Comput Struct Biotechnol J. 2020 Mar 10;18:612-621. doi: 10.1016/j.csbj.2020.02.022. eCollection 2020.
6
What makes a centromere?着丝粒由什么构成?
Exp Cell Res. 2020 Apr 15;389(2):111895. doi: 10.1016/j.yexcr.2020.111895. Epub 2020 Feb 6.
7
Ensembl 2020.Ensembl 2020.
Nucleic Acids Res. 2020 Jan 8;48(D1):D682-D688. doi: 10.1093/nar/gkz966.
8
An Evaluation of Machine Learning Approaches for the Prediction of Essential Genes in Eukaryotes Using Protein Sequence-Derived Features.使用蛋白质序列衍生特征对真核生物中必需基因进行预测的机器学习方法评估
Comput Struct Biotechnol J. 2019 Jun 8;17:785-796. doi: 10.1016/j.csbj.2019.05.008. eCollection 2019.
9
Deep learning: new computational modelling techniques for genomics.深度学习:基因组学的新计算建模技术。

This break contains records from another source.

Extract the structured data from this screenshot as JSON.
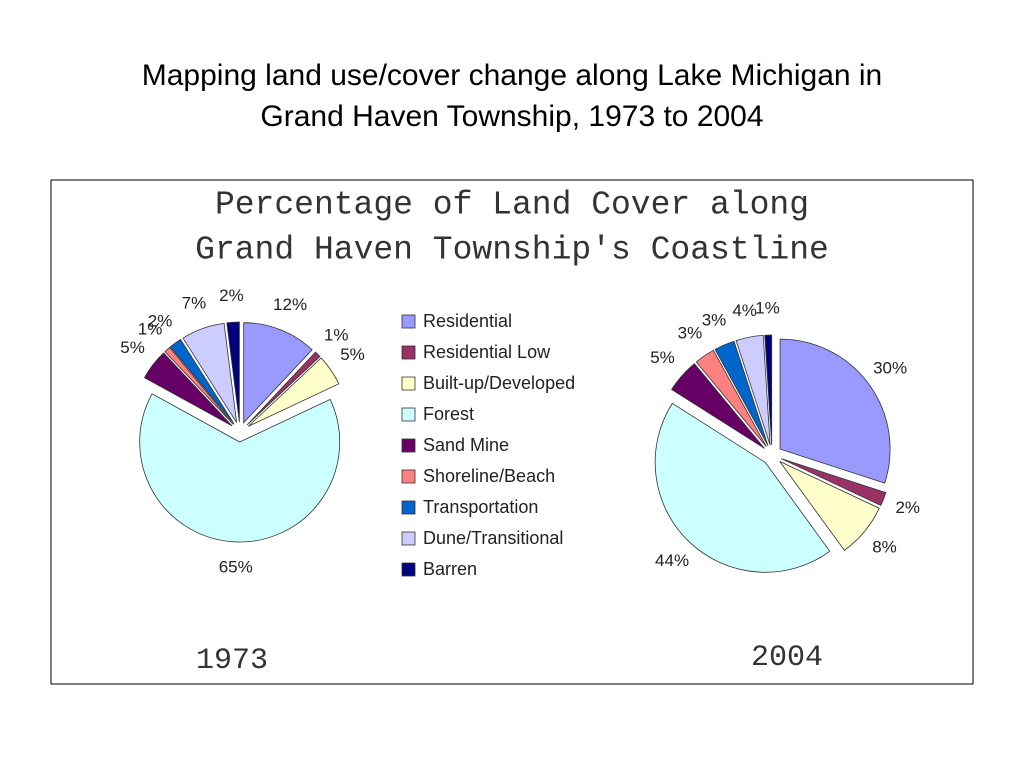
{
  "title": [
    "Mapping land use/cover change along Lake Michigan in",
    "Grand Haven Township, 1973 to 2004"
  ],
  "figure_title": [
    "Percentage of Land Cover along",
    "Grand Haven Township's Coastline"
  ],
  "chart_data": [
    {
      "type": "pie",
      "label": "1973",
      "categories": [
        "Residential",
        "Residential Low",
        "Built-up/Developed",
        "Forest",
        "Sand Mine",
        "Shoreline/Beach",
        "Transportation",
        "Dune/Transitional",
        "Barren"
      ],
      "values": [
        12,
        1,
        5,
        65,
        5,
        1,
        2,
        7,
        2
      ],
      "value_labels": [
        "12%",
        "1%",
        "5%",
        "65%",
        "5%",
        "1%",
        "2%",
        "7%",
        "2%"
      ],
      "colors": [
        "#9999ff",
        "#993366",
        "#ffffcc",
        "#ccffff",
        "#660066",
        "#ff8080",
        "#0066cc",
        "#ccccff",
        "#000080"
      ]
    },
    {
      "type": "pie",
      "label": "2004",
      "categories": [
        "Residential",
        "Residential Low",
        "Built-up/Developed",
        "Forest",
        "Sand Mine",
        "Shoreline/Beach",
        "Transportation",
        "Dune/Transitional",
        "Barren"
      ],
      "values": [
        30,
        2,
        8,
        44,
        5,
        3,
        3,
        4,
        1
      ],
      "value_labels": [
        "30%",
        "2%",
        "8%",
        "44%",
        "5%",
        "3%",
        "3%",
        "4%",
        "1%"
      ],
      "colors": [
        "#9999ff",
        "#993366",
        "#ffffcc",
        "#ccffff",
        "#660066",
        "#ff8080",
        "#0066cc",
        "#ccccff",
        "#000080"
      ]
    }
  ]
}
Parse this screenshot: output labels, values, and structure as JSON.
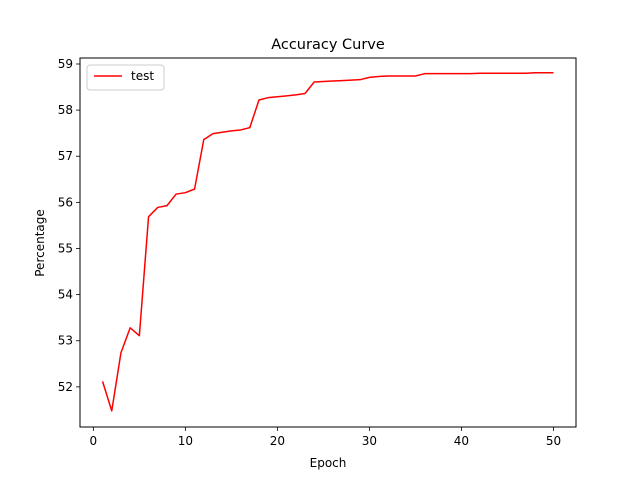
{
  "chart_data": {
    "type": "line",
    "title": "Accuracy Curve",
    "xlabel": "Epoch",
    "ylabel": "Percentage",
    "xlim": [
      -1.45,
      52.45
    ],
    "ylim": [
      51.13,
      59.13
    ],
    "x_ticks": [
      0,
      10,
      20,
      30,
      40,
      50
    ],
    "y_ticks": [
      52,
      53,
      54,
      55,
      56,
      57,
      58,
      59
    ],
    "grid": false,
    "legend_position": "upper-left",
    "series": [
      {
        "name": "test",
        "color": "#ff0000",
        "x": [
          1,
          2,
          3,
          4,
          5,
          6,
          7,
          8,
          9,
          10,
          11,
          12,
          13,
          14,
          15,
          16,
          17,
          18,
          19,
          20,
          21,
          22,
          23,
          24,
          25,
          26,
          27,
          28,
          29,
          30,
          31,
          32,
          33,
          34,
          35,
          36,
          37,
          38,
          39,
          40,
          41,
          42,
          43,
          44,
          45,
          46,
          47,
          48,
          49,
          50
        ],
        "y": [
          52.12,
          51.48,
          52.74,
          53.28,
          53.11,
          55.69,
          55.89,
          55.93,
          56.18,
          56.21,
          56.29,
          57.36,
          57.49,
          57.52,
          57.55,
          57.57,
          57.62,
          58.22,
          58.27,
          58.29,
          58.31,
          58.33,
          58.36,
          58.61,
          58.62,
          58.63,
          58.64,
          58.65,
          58.66,
          58.71,
          58.73,
          58.74,
          58.74,
          58.74,
          58.74,
          58.79,
          58.79,
          58.79,
          58.79,
          58.79,
          58.79,
          58.8,
          58.8,
          58.8,
          58.8,
          58.8,
          58.8,
          58.81,
          58.81,
          58.81
        ]
      }
    ]
  }
}
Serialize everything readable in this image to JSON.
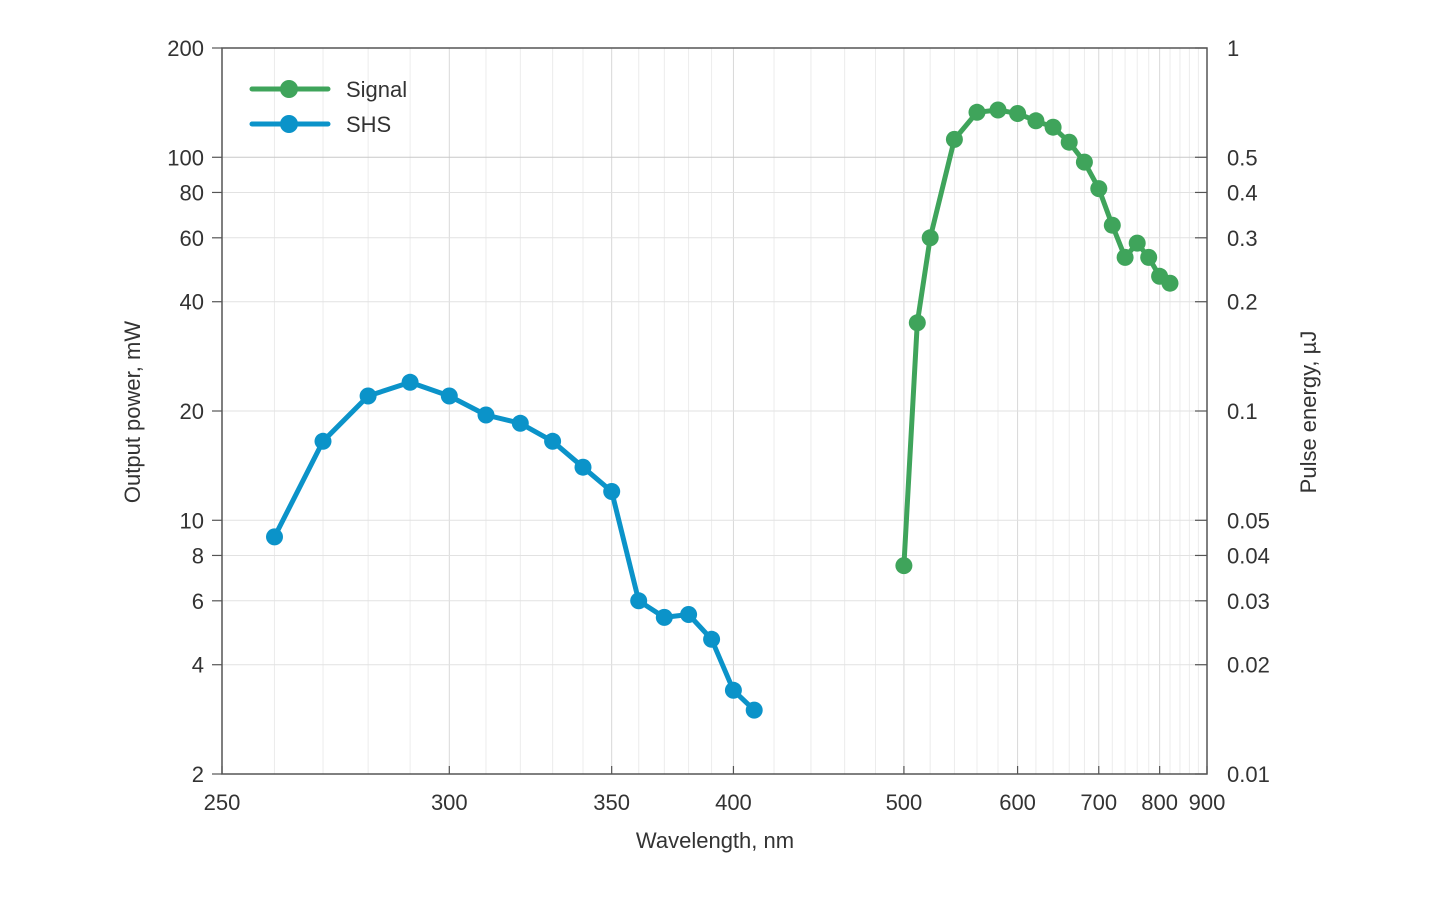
{
  "chart_data": {
    "type": "line",
    "xlabel": "Wavelength, nm",
    "ylabel": "Output power, mW",
    "y2label": "Pulse energy, µJ",
    "x_scale": "reciprocal",
    "y_scale": "log",
    "xlim": [
      250,
      900
    ],
    "ylim": [
      2,
      200
    ],
    "y2lim": [
      0.01,
      1
    ],
    "x_ticks": [
      "250",
      "300",
      "350",
      "400",
      "500",
      "600",
      "700",
      "800",
      "900"
    ],
    "y_ticks": [
      "2",
      "4",
      "6",
      "8",
      "10",
      "20",
      "40",
      "60",
      "80",
      "100",
      "200"
    ],
    "y2_ticks": [
      "0.01",
      "0.02",
      "0.03",
      "0.04",
      "0.05",
      "0.1",
      "0.2",
      "0.3",
      "0.4",
      "0.5",
      "1"
    ],
    "grid": true,
    "legend_position": "top-left",
    "series": [
      {
        "name": "Signal",
        "color": "#3fa45b",
        "x": [
          500,
          510,
          520,
          540,
          560,
          580,
          600,
          620,
          640,
          660,
          680,
          700,
          720,
          740,
          760,
          780,
          800,
          820
        ],
        "y": [
          7.5,
          35,
          60,
          112,
          133,
          135,
          132,
          126,
          121,
          110,
          97,
          82,
          65,
          53,
          58,
          53,
          47,
          45
        ]
      },
      {
        "name": "SHS",
        "color": "#0b93c9",
        "x": [
          260,
          270,
          280,
          290,
          300,
          310,
          320,
          330,
          340,
          350,
          360,
          370,
          380,
          390,
          400,
          410
        ],
        "y": [
          9,
          16.5,
          22,
          24,
          22,
          19.5,
          18.5,
          16.5,
          14,
          12,
          6,
          5.4,
          5.5,
          4.7,
          3.4,
          3
        ]
      }
    ]
  }
}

Nat Rev Genet. 2019 Jul;20(7):389-403. doi: 10.1038/s41576-019-0122-6.
10
Comprehensive review of the identification of essential genes using computational methods: focusing on feature implementation and assessment.使用计算方法鉴定必需基因的综合综述:聚焦于特征实现与评估
Brief Bioinform. 2020 Jan 17;21(1):171-181. doi: 10.1093/bib/bby116.